Não seria nada de novo: quando, em 2003, David Berman tentou, pela primeira vez, o suicídio com um cocktail de álcool, crack e cocaína, fez questão de o encenar na mesma suite de hotel onde Al Gore esperou pela recontagem dos votos para a eleição presidencial (que perderia para George W Bush), proclamando: “Quero morrer onde a presidência morreu!”. Desta vez, não chegaria sequer a ser hospitalizado como, também acidamente, diria em "Random Rules" (“In 1984 I was hospitalized for approaching perfection”), de American Water (1998), embora Purple Mountains não se tenha apenas abeirado da perfeição.
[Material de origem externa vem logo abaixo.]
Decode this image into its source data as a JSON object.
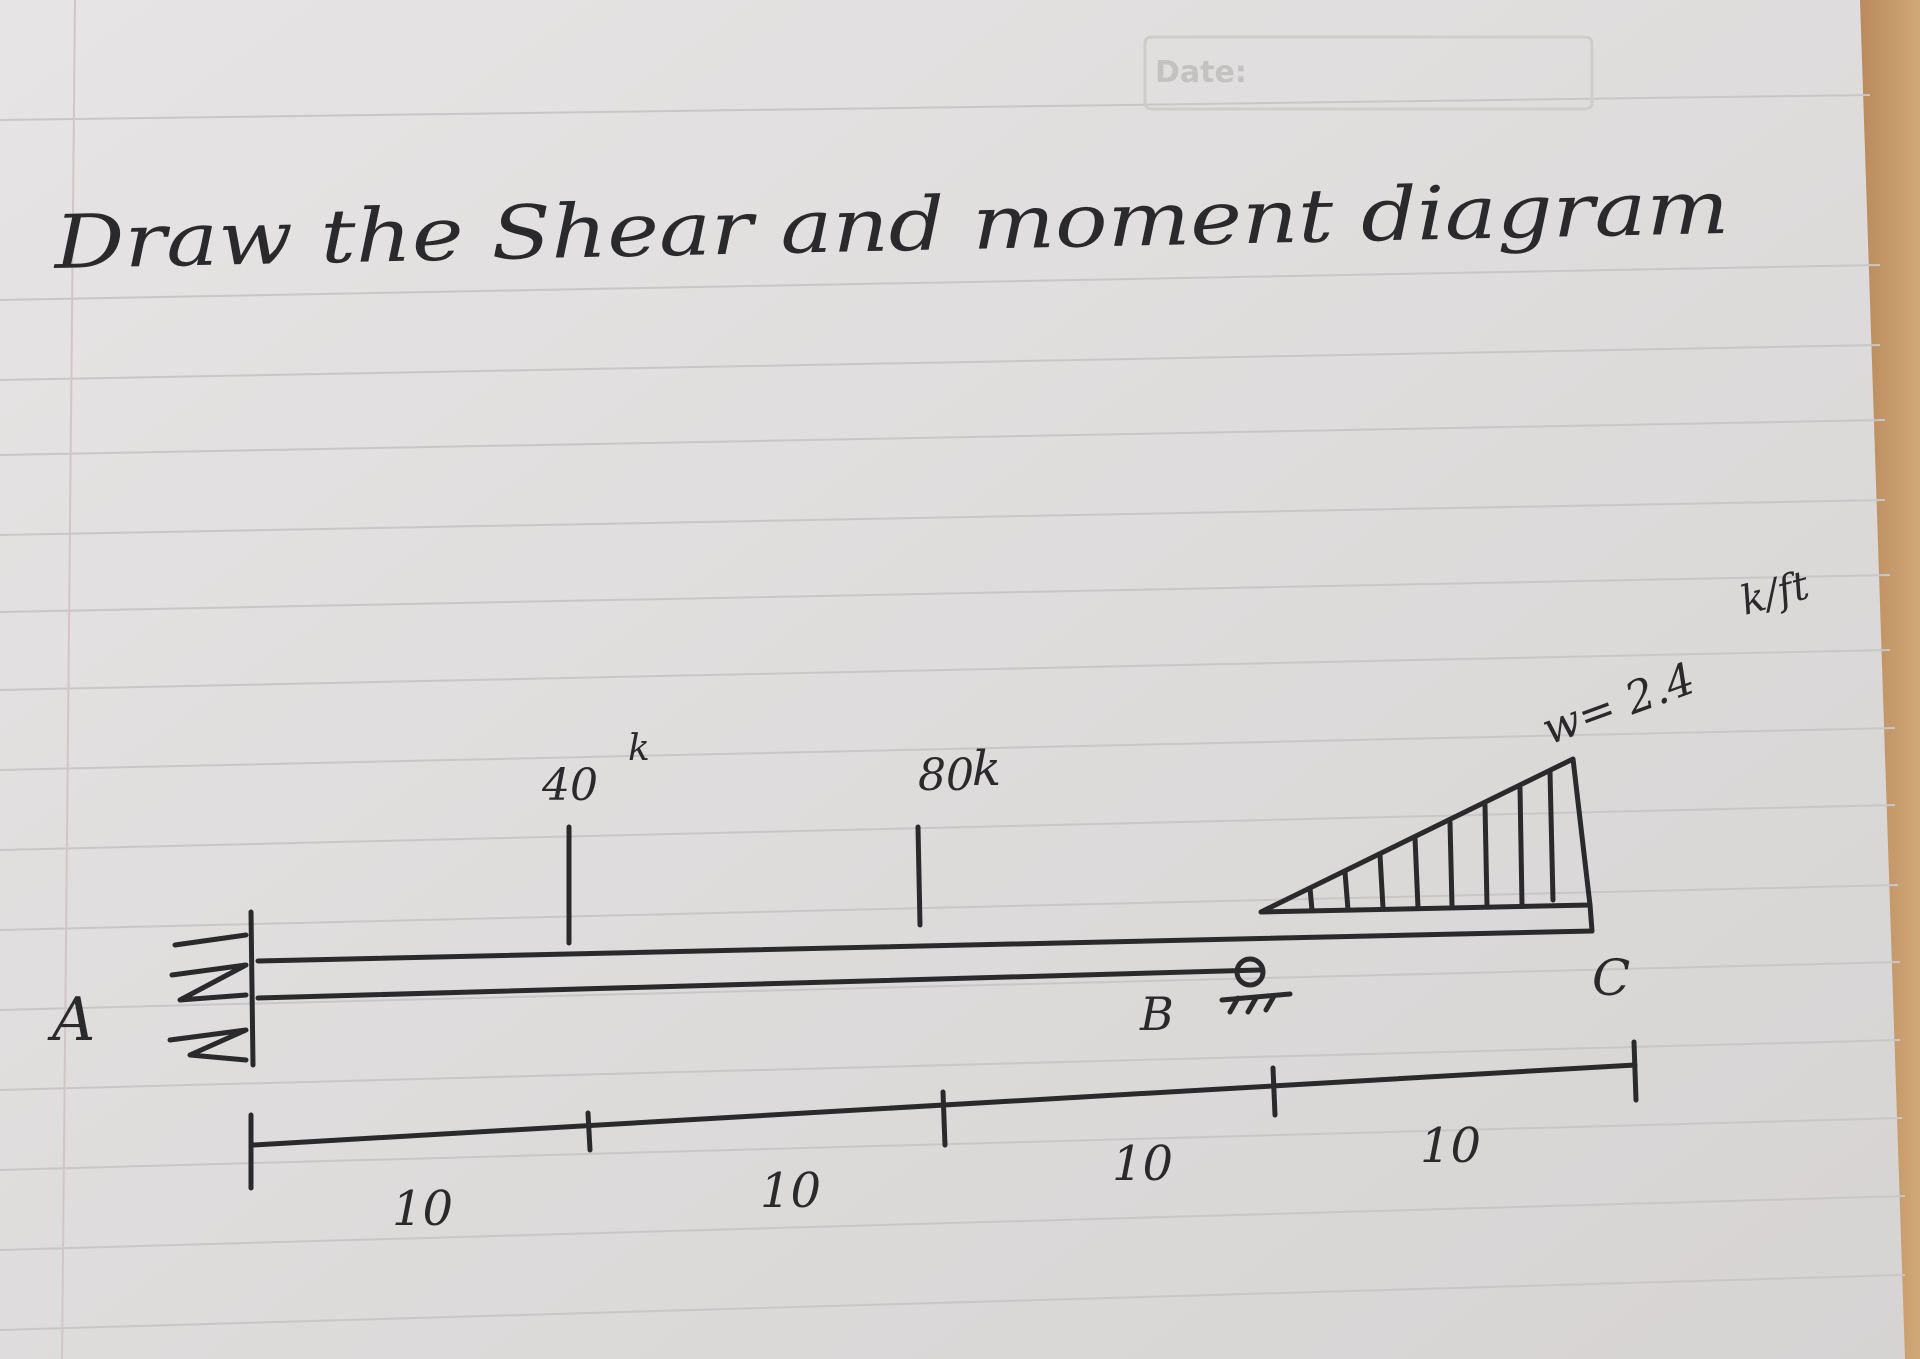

Neste álbum de “hello and goodbye” – parafraseando invertidamente um título do não menos danado Tim Buckley – o (des)equilíbrio entre a quase banalidade do suporte musical e as trevas profundas que o envolvem (“Housed within the song's design is the ghost the host has left behind to greet and sweep the guest inside”) dir-se-ia um deliberado gesto de desdém perante “a arte”, definitivamente ultrapassada pela urgência de não recusar o óbvio ("We're just drinking margaritas at the mall, that's what this stuff adds to after all") e justificar o inevitável (“The dead know what they’re doing when they leave this world behind”). A 7 de Agosto, David Berman/Silver Jew, recordou-se pela última vez do provérbio árabe que citara em "Nights That Won’t Happen": “Death is a black camel that kneels down so we can ride”. (entrevista aqui)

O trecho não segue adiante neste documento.